Graphen besteht aus einer einzigen Schicht von Kohlenstoffatomen, die in einer wabenförmigen Struktur angeordnet sind. Das macht das Material zu einem idealen Testsystem. Für das Experiment beschleunigte das Team Xenon-Ionen auf eine Energie von 40 Kiloelektronenvolt (40 keV) und schickte sie durch freistehendes Graphen. Aus den winzigen Ablenkungen der Teilchen entstand ein charakteristisches Streumuster: ein äußerer kreisförmiger und ein innerer sechseckiger Regenbogen. Das Phänomen wird als Rainbow Scattering bezeichnet und konnte damit erstmals experimentell an einlagigem Graphen nachgewiesen werden.

„Erst die Kombination aus der ultrareinen Graphenprobe aus Duisburg und der außergewöhnlichen Auflösung des Messsystems in Uppsala hat diese Beobachtung möglich gemacht“, sagt Carolin Frank, die zur Arbeitsgruppe von Experimentalphysikern Prof. Dr. Marika Schleberger, Universität Duisburg-Essen, gehört. „Das Streumuster reagiert äußerst empfindlich auf kleinste Verunreinigungen der Oberfläche und ließ sich deshalb bislang nicht experimentell nachweisen.“

Besonders aufschlussreich war der Vergleich der Messdaten mit verschiedenen Computersimulationen. Während bestehende Modelle den äußeren Regenbogen gut beschreiben, zeigen sich beim inneren sechseckigen Muster deutliche Abweichungen. Die Ergebnisse machen sichtbar, wo gängige Modelle der Wechselwirkung zwischen Ionen und Festkörpern an ihre Grenzen stoßen.

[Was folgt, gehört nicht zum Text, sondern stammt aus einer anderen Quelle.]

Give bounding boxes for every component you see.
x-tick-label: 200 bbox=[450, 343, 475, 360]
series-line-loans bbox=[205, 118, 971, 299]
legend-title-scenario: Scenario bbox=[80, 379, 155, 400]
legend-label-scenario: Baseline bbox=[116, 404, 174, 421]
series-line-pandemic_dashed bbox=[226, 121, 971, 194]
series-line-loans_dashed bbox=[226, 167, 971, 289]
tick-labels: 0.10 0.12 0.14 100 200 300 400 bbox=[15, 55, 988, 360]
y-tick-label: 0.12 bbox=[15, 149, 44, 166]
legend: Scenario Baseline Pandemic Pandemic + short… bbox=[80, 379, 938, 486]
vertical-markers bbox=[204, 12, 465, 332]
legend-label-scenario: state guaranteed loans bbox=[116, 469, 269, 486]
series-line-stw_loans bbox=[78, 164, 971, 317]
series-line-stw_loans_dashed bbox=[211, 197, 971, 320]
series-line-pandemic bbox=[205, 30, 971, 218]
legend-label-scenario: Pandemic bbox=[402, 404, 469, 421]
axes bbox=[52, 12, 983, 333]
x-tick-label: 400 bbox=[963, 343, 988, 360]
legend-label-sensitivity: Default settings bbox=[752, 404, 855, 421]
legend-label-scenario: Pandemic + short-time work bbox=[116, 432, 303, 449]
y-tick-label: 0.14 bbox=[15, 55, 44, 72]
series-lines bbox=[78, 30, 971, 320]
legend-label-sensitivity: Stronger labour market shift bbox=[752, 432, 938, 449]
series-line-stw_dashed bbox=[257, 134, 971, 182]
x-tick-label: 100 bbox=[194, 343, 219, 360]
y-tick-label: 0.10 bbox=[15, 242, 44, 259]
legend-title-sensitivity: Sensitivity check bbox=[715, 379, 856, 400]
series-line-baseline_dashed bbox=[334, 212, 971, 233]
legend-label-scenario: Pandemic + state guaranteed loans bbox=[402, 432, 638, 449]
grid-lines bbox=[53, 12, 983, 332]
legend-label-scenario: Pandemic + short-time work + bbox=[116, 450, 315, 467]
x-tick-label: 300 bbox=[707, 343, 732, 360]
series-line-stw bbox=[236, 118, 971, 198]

„Graphen dient dabei nicht nur als Probenmaterial, sondern auch als besonders empfindlicher Prüfstand für Modelle der Ion-Festkörper-Wechselwirkung“, sagt Prof. Dr. Marika Schleberger, Mitautorin der Studie. Gerade weil das Material nur aus einer einzigen Atomlage besteht, lassen sich selbst kleinste Unterschiede zwischen Experiment und Theorie erkennen.

Künftig wollen die Forschenden ihre Methode auf weitere Ionensorten und andere zweidimensionale Materialien übertragen. Dadurch möchten sie die Wechselwirkung energiereicher geladener Teilchen mit Festkörpern noch genauer verstehen und bestehende theoretische Modelle weiter verbessern.